Pour le musicien, auteur et compositeur Nabil Khaldi : «L’IA, avec son immense capacité, ne pourra, et heureusement, jamais remplacer un artiste. Même si on arrive à cloner des voix, les ayants droit seront toujours rémunérés, à partir du moment où l’œuvre est commercialisée». Un point de vue partagé par la chanteuse Sofia Mestari pour qui «l’intelligence artificielle ne peut en aucun cas remplacer le contact humain, l’échange qui se traduit par le langage, les mouvements du corps, l’expression d’un regard, et toutes ses émotions». Une approche dans laquelle pourrait se trouver la clé (de sol) de cette problématique. Il conviendrait d’envisager l’IA et ses applications dans la musique comme un dispositif avec lequel il faut composer.

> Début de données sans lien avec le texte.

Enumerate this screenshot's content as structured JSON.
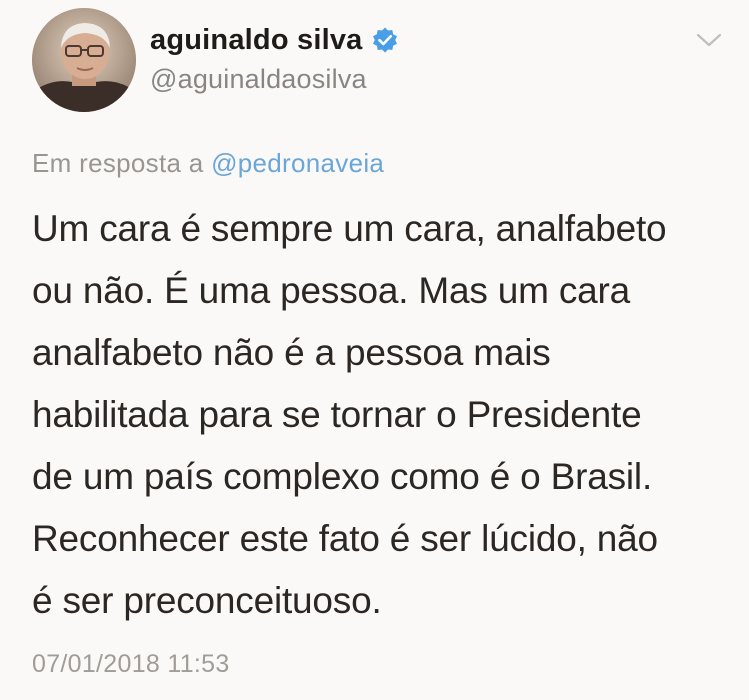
{
  "author": {
    "display_name": "aguinaldo silva",
    "handle": "@aguinaldaosilva",
    "verified": true,
    "avatar": "profile-photo"
  },
  "reply": {
    "prefix": "Em resposta a",
    "mention": "@pedronaveia"
  },
  "tweet": {
    "lines": [
      "Um cara é sempre um cara, analfabeto",
      "ou não. É uma pessoa. Mas um cara",
      "analfabeto não é a pessoa mais",
      "habilitada para se tornar o Presidente",
      "de um país complexo como é o Brasil.",
      "Reconhecer este fato é ser lúcido, não",
      "é ser preconceituoso."
    ],
    "timestamp": "07/01/2018 11:53"
  },
  "icons": {
    "verified": "verified-badge-icon",
    "menu": "chevron-down-icon"
  },
  "colors": {
    "background": "#fbf9f7",
    "mention": "#6aa6d8",
    "verified": "#4a9ee8",
    "muted_text": "#9a9591",
    "body_text": "#2d2724"
  }
}
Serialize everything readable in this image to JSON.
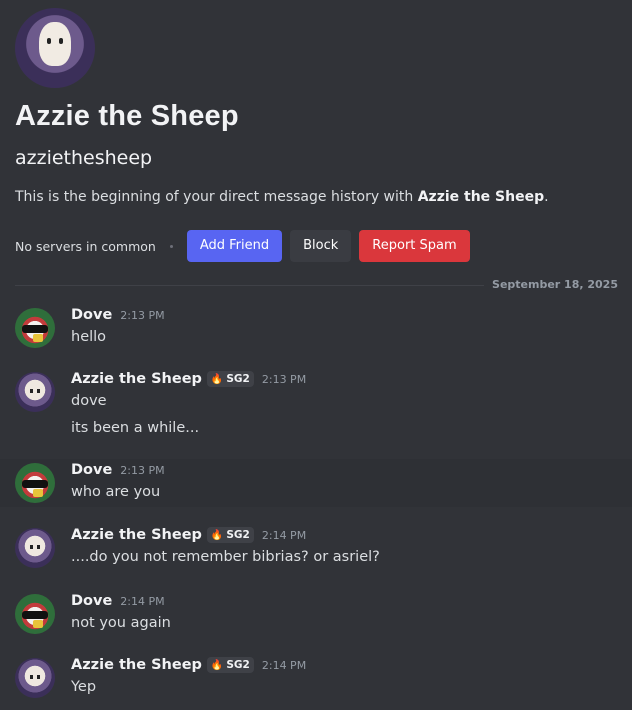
{
  "profile": {
    "display_name": "Azzie the Sheep",
    "username": "azziethesheep",
    "intro_prefix": "This is the beginning of your direct message history with ",
    "intro_name": "Azzie the Sheep",
    "intro_suffix": ".",
    "no_servers": "No servers in common",
    "buttons": {
      "add_friend": "Add Friend",
      "block": "Block",
      "report_spam": "Report Spam"
    }
  },
  "date_divider": "September 18, 2025",
  "messages": [
    {
      "author": "Dove",
      "time": "2:13 PM",
      "tag": null,
      "lines": [
        "hello"
      ]
    },
    {
      "author": "Azzie the Sheep",
      "time": "2:13 PM",
      "tag": "SG2",
      "lines": [
        "dove",
        "its been a while..."
      ]
    },
    {
      "author": "Dove",
      "time": "2:13 PM",
      "tag": null,
      "lines": [
        "who are you"
      ]
    },
    {
      "author": "Azzie the Sheep",
      "time": "2:14 PM",
      "tag": "SG2",
      "lines": [
        "....do you not remember bibrias? or asriel?"
      ]
    },
    {
      "author": "Dove",
      "time": "2:14 PM",
      "tag": null,
      "lines": [
        "not you again"
      ]
    },
    {
      "author": "Azzie the Sheep",
      "time": "2:14 PM",
      "tag": "SG2",
      "lines": [
        "Yep"
      ]
    }
  ],
  "colors": {
    "background": "#313338",
    "blurple": "#5865f2",
    "danger": "#da373c",
    "muted": "#949ba4"
  }
}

Il suffirait alors d’identifier de manière numérique le timbre de voix de chaque artiste, pour ensuite mettre en place un système de rémunération en corrélation avec son utilisation. À l’ère du tout numérique, avouez que cela passerait comme une lettre à la poste.
C’est ce qui fait dire à Nabil Khaldi que «l’IA est un outil de plus dans l’industrie musicale, parmi tous les logiciels révolutionnaires qui sont mis à notre disposition, avec lequel nous devrions apprendre à travailler plutôt que de chercher à le contrer». Et Sofia Mestari d’ajouter : «C’est un outil, un accès à certaines données au service de l’artiste. Mais l’intelligence artificielle ne doit pas entraver sa pensée, son processus de création, sa capacité à innover et à garder son sens critique». Autant dire que l’intelligence artificielle n’a pas fini de faire chanter les artistes, les vrais. En attendant de voir, peut-être un jour, apparaître sur scène des interprètes qui ont des algorithmes dans la peau.